I write about going down to the 9-11 site with him in the Memorial Edition. That was a pretty emotional experience for both of us, actually.

Was the writing easy or difficult?

The writing itself was easy, once I had the voice. The trick with a memoir is to make it sound like the person, but of course you can't simply duplicate what they say, because it won't work on the page.

I generally work with voice recordings, listening over and over to the person talk, then start getting it down, looking for hooks that will work in print.

I knew how I was going to structure it before I started writing it, and that pretty much held true (which isn't always the case). And of course I’d known the overall goal thematically very early on.

Another thing you want to do in a memoir is make sure it’s the person’s book, not your own. You have to avoid putting words and observations in his mouth inadvertently, either when you’re writing or when you’re talking. That’s always a challenge. I’m not sure that there’s a particular method to deal with that, beyond being aware and always trying to let the person you’re working with lead in the conversations as much as possible.

Is there something that the American people need to know about military men like him that still hasn’t been?

I think a lot of people are overly cynical about patriotism as a motivator. I think it's more powerful than many people realize.

I also think that the Vietnam War and the reaction to it continues to shape attitudes not just toward war but toward the people in the military that are out of date. And while I know you have to narrow the world down to black and white when you’re in battle, at home I think we have to appreciate the larger subtleties and stark realities.

I don't think people have to be experts on war, but if you're going to have an opinion on something, it pays to do a little research so you know what you're talking about.
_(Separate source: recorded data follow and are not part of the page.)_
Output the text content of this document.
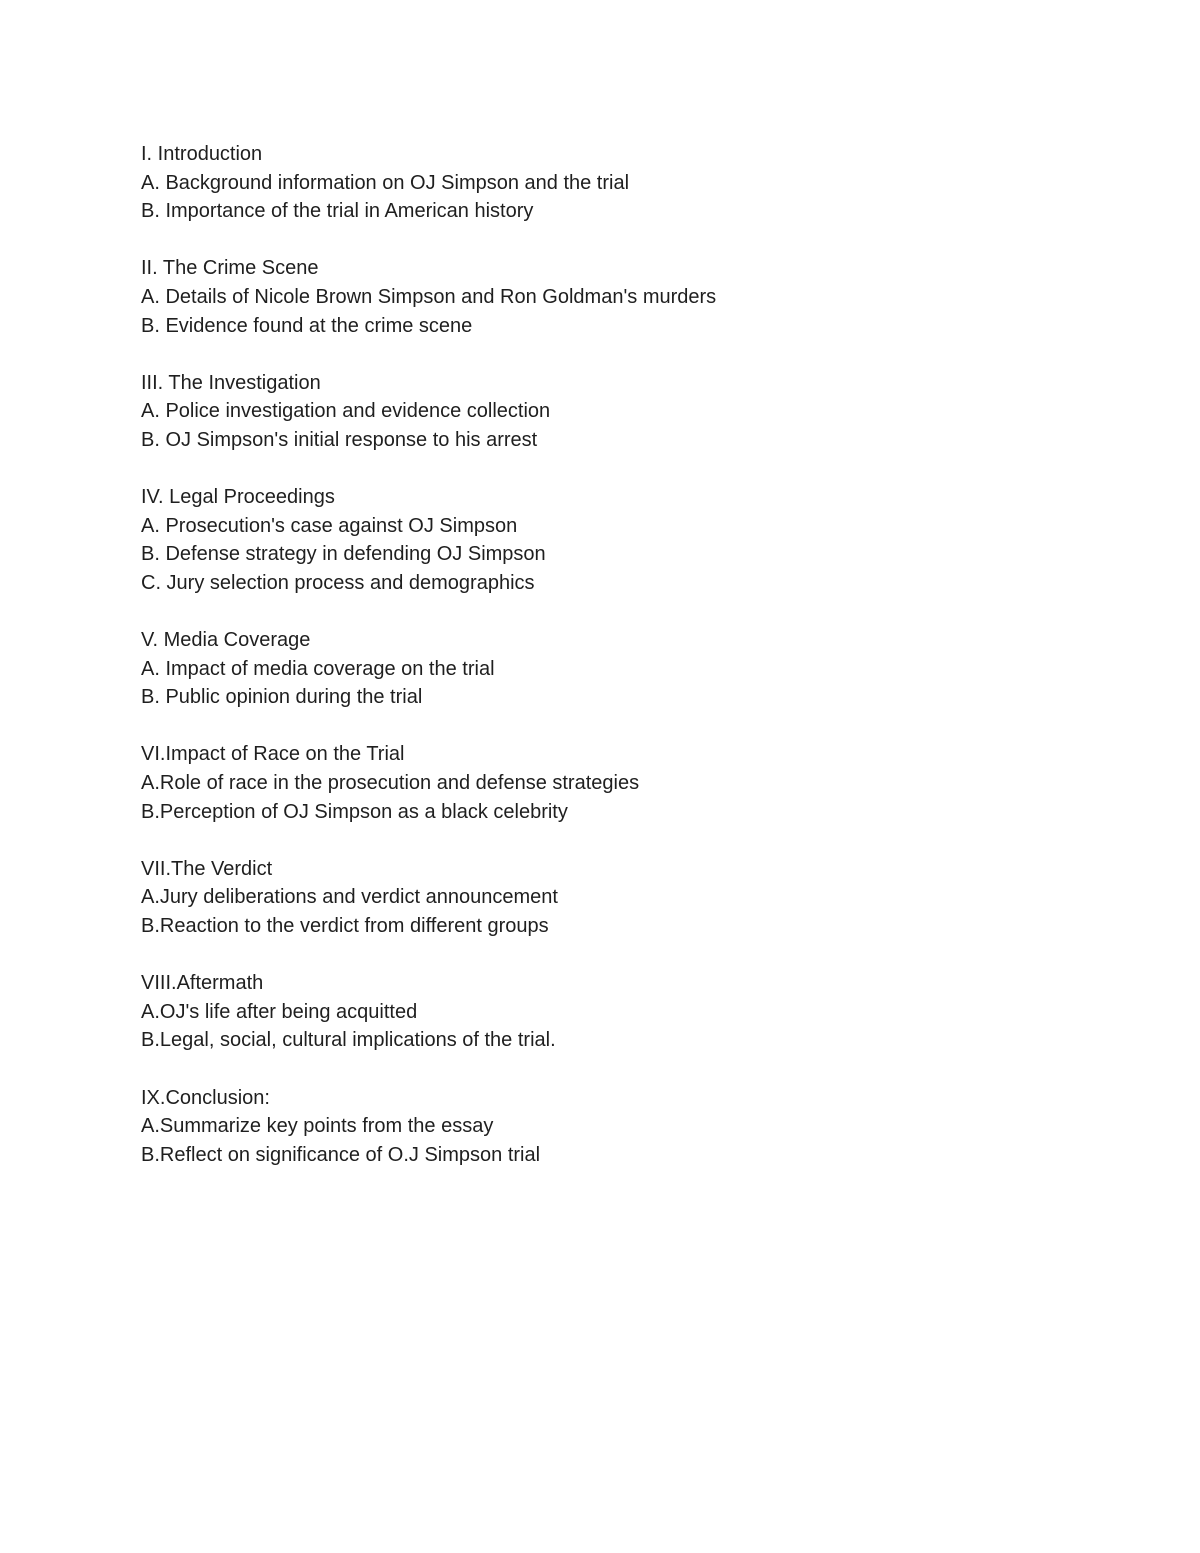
I. Introduction
A. Background information on OJ Simpson and the trial
B. Importance of the trial in American history
II. The Crime Scene
A. Details of Nicole Brown Simpson and Ron Goldman's murders
B. Evidence found at the crime scene
III. The Investigation
A. Police investigation and evidence collection
B. OJ Simpson's initial response to his arrest
IV. Legal Proceedings
A. Prosecution's case against OJ Simpson
B. Defense strategy in defending OJ Simpson
C. Jury selection process and demographics
V. Media Coverage
A. Impact of media coverage on the trial
B. Public opinion during the trial
VI.Impact of Race on the Trial
A.Role of race in the prosecution and defense strategies
B.Perception of OJ Simpson as a black celebrity
VII.The Verdict
A.Jury deliberations and verdict announcement
B.Reaction to the verdict from different groups
VIII.Aftermath
A.OJ's life after being acquitted
B.Legal, social, cultural implications of the trial.
IX.Conclusion:
A.Summarize key points from the essay
B.Reflect on significance of O.J Simpson trial
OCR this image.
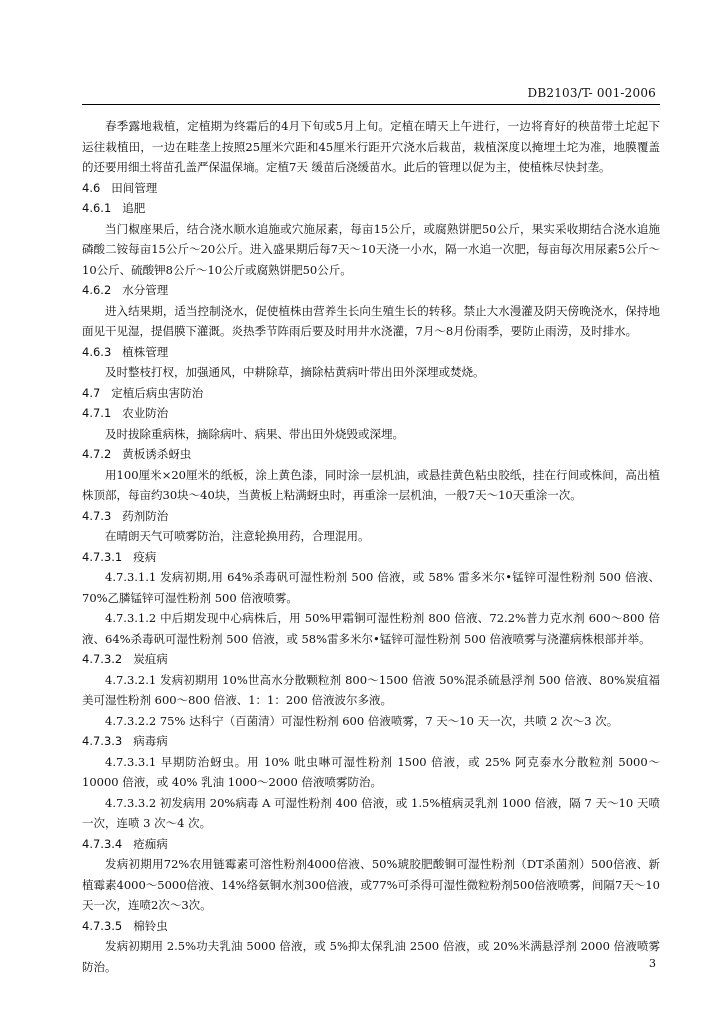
DB2103/T- 001-2006
春季露地栽植，定植期为终霜后的4月下旬或5月上旬。定植在晴天上午进行，一边将育好的秧苗带土坨起下运往栽植田，一边在畦垄上按照25厘米穴距和45厘米行距开穴浇水后栽苗，栽植深度以掩埋土坨为准，地膜覆盖的还要用细土将苗孔盖严保温保墒。定植7天 缓苗后浇缓苗水。此后的管理以促为主，使植株尽快封垄。
4.6   田间管理
4.6.1   追肥
当门椒座果后，结合浇水顺水追施或穴施尿素，每亩15公斤，或腐熟饼肥50公斤，果实采收期结合浇水追施磷酸二铵每亩15公斤～20公斤。进入盛果期后每7天～10天浇一小水，隔一水追一次肥，每亩每次用尿素5公斤～10公斤、硫酸钾8公斤～10公斤或腐熟饼肥50公斤。
4.6.2   水分管理
进入结果期，适当控制浇水，促使植株由营养生长向生殖生长的转移。禁止大水漫灌及阴天傍晚浇水，保持地面见干见湿，提倡膜下灌溉。炎热季节阵雨后要及时用井水浇灌，7月～8月份雨季，要防止雨涝，及时排水。
4.6.3   植株管理
及时整枝打杈，加强通风，中耕除草，摘除枯黄病叶带出田外深埋或焚烧。
4.7   定植后病虫害防治
4.7.1   农业防治
及时拔除重病株，摘除病叶、病果、带出田外烧毁或深埋。
4.7.2   黄板诱杀蚜虫
用100厘米×20厘米的纸板，涂上黄色漆，同时涂一层机油，或悬挂黄色粘虫胶纸，挂在行间或株间，高出植株顶部，每亩约30块～40块，当黄板上粘满蚜虫时，再重涂一层机油，一般7天～10天重涂一次。
4.7.3   药剂防治
在晴朗天气可喷雾防治，注意轮换用药，合理混用。
4.7.3.1   疫病
4.7.3.1.1 发病初期,用 64%杀毒矾可湿性粉剂 500 倍液，或 58% 雷多米尔•锰锌可湿性粉剂 500 倍液、70%乙膦锰锌可湿性粉剂 500 倍液喷雾。
4.7.3.1.2 中后期发现中心病株后，用 50%甲霜铜可湿性粉剂 800 倍液、72.2%普力克水剂 600～800 倍液、64%杀毒矾可湿性粉剂 500 倍液，或 58%雷多米尔•锰锌可湿性粉剂 500 倍液喷雾与浇灌病株根部并举。
4.7.3.2   炭疽病
4.7.3.2.1 发病初期用 10%世高水分散颗粒剂 800～1500 倍液 50%混杀硫悬浮剂 500 倍液、80%炭疽福美可湿性粉剂 600～800 倍液、1：1：200 倍液波尔多液。
4.7.3.2.2 75% 达科宁（百菌清）可湿性粉剂 600 倍液喷雾，7 天～10 天一次，共喷 2 次～3 次。
4.7.3.3   病毒病
4.7.3.3.1 早期防治蚜虫。用 10% 吡虫啉可湿性粉剂 1500 倍液，或 25% 阿克泰水分散粒剂 5000～10000 倍液，或 40% 乳油 1000～2000 倍液喷雾防治。
4.7.3.3.2 初发病用 20%病毒 A 可湿性粉剂 400 倍液，或 1.5%植病灵乳剂 1000 倍液，隔 7 天～10 天喷一次，连喷 3 次～4 次。
4.7.3.4   疮痂病
发病初期用72%农用链霉素可溶性粉剂4000倍液、50%琥胶肥酸铜可湿性粉剂（DT杀菌剂）500倍液、新植霉素4000～5000倍液、14%络氨铜水剂300倍液，或77%可杀得可湿性微粒粉剂500倍液喷雾，间隔7天～10天一次，连喷2次～3次。
4.7.3.5   棉铃虫
发病初期用 2.5%功夫乳油 5000 倍液，或 5%抑太保乳油 2500 倍液，或 20%米满悬浮剂 2000 倍液喷雾防治。	3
Snipers, for example, were employed in Iraq to cut down on civilian casualties and collateral damage in urban warfare. But a good portion of people who haven't read the book think just the opposite, that they were indiscriminate killers. They also don't understand the dynamics of the different groups, or the fact that for the most part Americans during the occupation were essentially caught in the middle of a civil war, not fighting against would-be liberators.

I respect people who are legitimately against war or pacifists – it’s a religious thing for many of them, and I believe we have to respect other people’s religion and beliefs. But by the same token, I think they should admit that the other side in that war is not necessarily righteous. It certainly wasn’t here. And just because you oppose a war doesn’t mean the people your government has ordered to wage it are evil.

How have you changed as both an individual and a  writer as a result [of this book]?

I'm not sure. Every book changes you in some way; you learn something about the world or yourself. I don't mean to be trite, but that's what makes it interesting day after day. I honestly haven’t plotted out how my psyche has changed, what I might have thought if I hadn’t met Chris, etc.

Now, certainly on a day to day level, there have been effects, good and bad. For one thing, there seem to be a lot more media interviews.

And as I tell my wife, producers and publishers are hell of a lot more polite when they turn down my proposals.

More seriously, I guess the changes are mostly what I would consider superficial. There is more attention: I've been on TV enough that it's surely gone to my head. There are more requests for speaking engagements and helping charity events and that sort of thing. The truth is, I've written or co-written 14 NY Times best-sellers (and a few other books that actually sold better than some of those), and none of those compare in terms of public reaction to Sniper. The fact that it was made into such a huge movie confers a certain status that is less about me than other people's perceptions, to be honest. At least in my head, I'm still the same guy who walks the dog and takes out the garbage, and coached my son's rec soccer team. And I'm still the same guy who would have written Sniper for free because I believed in the guy whose story it was and his desire to help the families of the men who'd fallen on his watch.